Num estudo longitudinal com adolescentes infratores, Piquero et al. (2005) descobriram diferentes padrões de socialização legal, isto é, diferentes trajetórias dos adolescentes em relação às leis associadas às experiências anteriores com agentes legais, ao modo como foram tratados por esses agentes e a determinadas características sociodemográficas (como etnia, idade e género). Assim, aqueles identificados como hispânicos, mais velhos, e com pior avaliação de justiça procedimental tinham maior probabilidade de não legitimar as autoridades legais e de cometer delitos novamente.
Num estudo com adolescentes de 16 e 19 anos, Trinkner e Cohn (2014) perceberam que à medida que os adolescentes avaliavam os procedimentos de tomada de decisão da autoridade como justos, maior era a probabilidade de verem a polícia como uma autoridade legítima. Para os adolescentes mais jovens, a perceção de justiça procedimental foi o principal preditor do comportamento legal, ou seja, quando o adolescente avaliava como justa a atuação da polícia, menor era a probabilidade de relatar um comportamento de quebra de regras. Noutro estudo, com uma amostra mais jovem de adolescentes brasileiros, Trinkner et al. (2020) verificaram que contactos diretos e indiretos com a polícia diminuíam a confiança na justiça procedimental, a qual, em conjunto com a alta perceção de crimes no bairro, influenciava negativamente a avaliação da legitimidade da polícia.

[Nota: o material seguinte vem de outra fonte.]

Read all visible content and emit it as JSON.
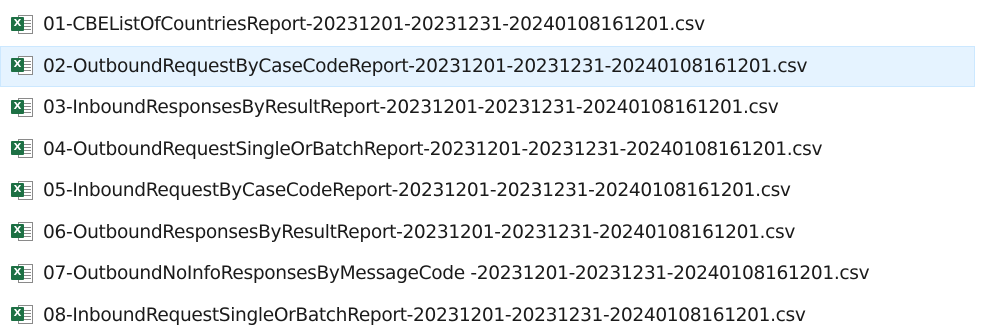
{
  "files": [
    {
      "name": "01-CBEListOfCountriesReport-20231201-20231231-20240108161201.csv",
      "selected": false
    },
    {
      "name": "02-OutboundRequestByCaseCodeReport-20231201-20231231-20240108161201.csv",
      "selected": true
    },
    {
      "name": "03-InboundResponsesByResultReport-20231201-20231231-20240108161201.csv",
      "selected": false
    },
    {
      "name": "04-OutboundRequestSingleOrBatchReport-20231201-20231231-20240108161201.csv",
      "selected": false
    },
    {
      "name": "05-InboundRequestByCaseCodeReport-20231201-20231231-20240108161201.csv",
      "selected": false
    },
    {
      "name": "06-OutboundResponsesByResultReport-20231201-20231231-20240108161201.csv",
      "selected": false
    },
    {
      "name": "07-OutboundNoInfoResponsesByMessageCode -20231201-20231231-20240108161201.csv",
      "selected": false
    },
    {
      "name": "08-InboundRequestSingleOrBatchReport-20231201-20231231-20240108161201.csv",
      "selected": false
    }
  ],
  "icon": {
    "name": "excel-csv-file-icon",
    "badge_letter": "X"
  },
  "colors": {
    "selected_bg": "#e5f3ff",
    "selected_border": "#cce8ff",
    "excel_green": "#1d7044"
  }
}
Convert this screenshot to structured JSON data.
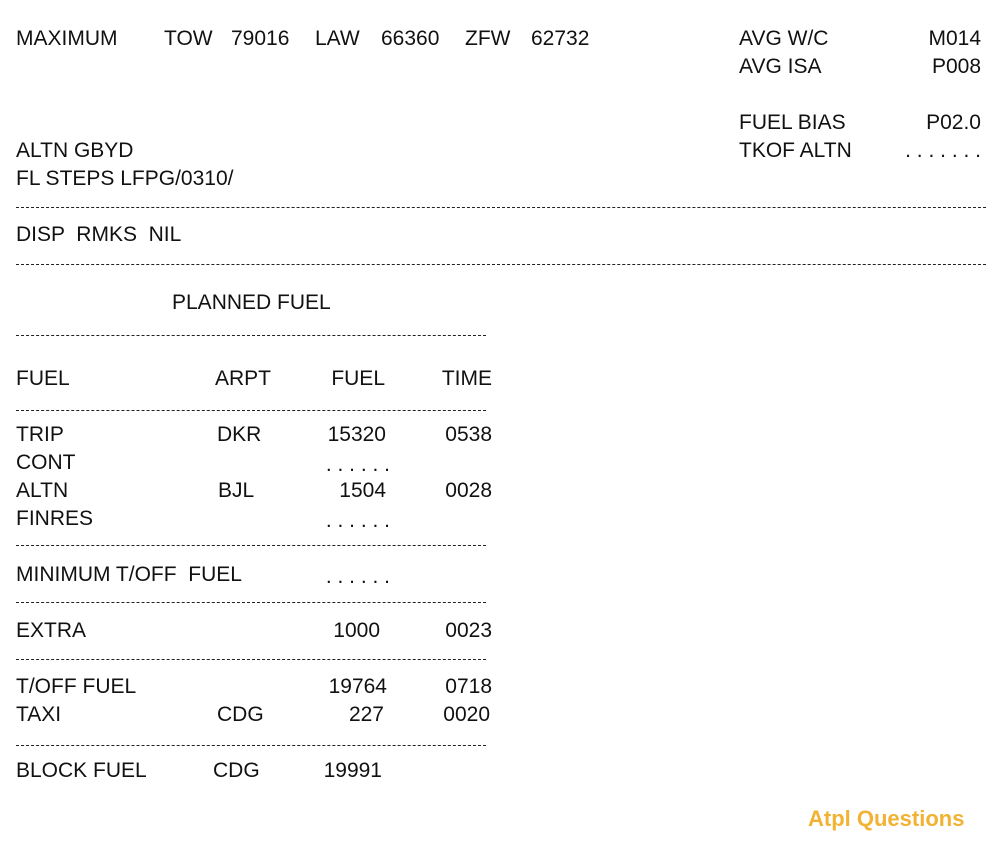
{
  "header": {
    "maximum_label": "MAXIMUM",
    "tow_label": "TOW",
    "tow_value": "79016",
    "law_label": "LAW",
    "law_value": "66360",
    "zfw_label": "ZFW",
    "zfw_value": "62732"
  },
  "right_block": {
    "avg_wc_label": "AVG W/C",
    "avg_wc_value": "M014",
    "avg_isa_label": "AVG ISA",
    "avg_isa_value": "P008",
    "fuel_bias_label": "FUEL BIAS",
    "fuel_bias_value": "P02.0",
    "tkof_altn_label": "TKOF ALTN",
    "tkof_altn_value": ". . . . . . ."
  },
  "route": {
    "altn_line": "ALTN GBYD",
    "fl_steps_line": "FL STEPS LFPG/0310/"
  },
  "remarks": "DISP  RMKS  NIL",
  "planned_fuel_title": "PLANNED FUEL",
  "table": {
    "headers": {
      "fuel": "FUEL",
      "arpt": "ARPT",
      "amount": "FUEL",
      "time": "TIME"
    },
    "rows": [
      {
        "fuel": "TRIP",
        "arpt": "DKR",
        "amount": "15320",
        "time": "0538"
      },
      {
        "fuel": "CONT",
        "arpt": "",
        "amount": ". . . . . .",
        "time": ""
      },
      {
        "fuel": "ALTN",
        "arpt": "BJL",
        "amount": "1504",
        "time": "0028"
      },
      {
        "fuel": "FINRES",
        "arpt": "",
        "amount": ". . . . . .",
        "time": ""
      }
    ],
    "minimum": {
      "label": "MINIMUM T/OFF  FUEL",
      "amount": ". . . . . ."
    },
    "extra": {
      "label": "EXTRA",
      "amount": "1000",
      "time": "0023"
    },
    "toff": {
      "label": "T/OFF FUEL",
      "amount": "19764",
      "time": "0718"
    },
    "taxi": {
      "label": "TAXI",
      "arpt": "CDG",
      "amount": "227",
      "time": "0020"
    },
    "block": {
      "label": "BLOCK FUEL",
      "arpt": "CDG",
      "amount": "19991"
    }
  },
  "watermark": {
    "text": "Atpl Questions",
    "color": "#f2b233"
  }
}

Dilemas para socialização legal no Brasil
Pelo exposto, a perceção de legitimidade das autoridades pelos cidadãos como forma de garantia da ordem social é uma característica partilhada pelo conjunto das sociedades democráticas. Ainda que os fatores que podem promover ou enfraquecer a legitimação das autoridades variem conforme os contextos sociais, a literatura especializada aponta que o processo de legitimação combina avaliações de eficácia com o julgamento popular acerca da forma como as autoridades exercem o poder. Destaca-se que o respeito pelos princípios da justiça procedimental aparece como a variável mais significativa para a legitimação.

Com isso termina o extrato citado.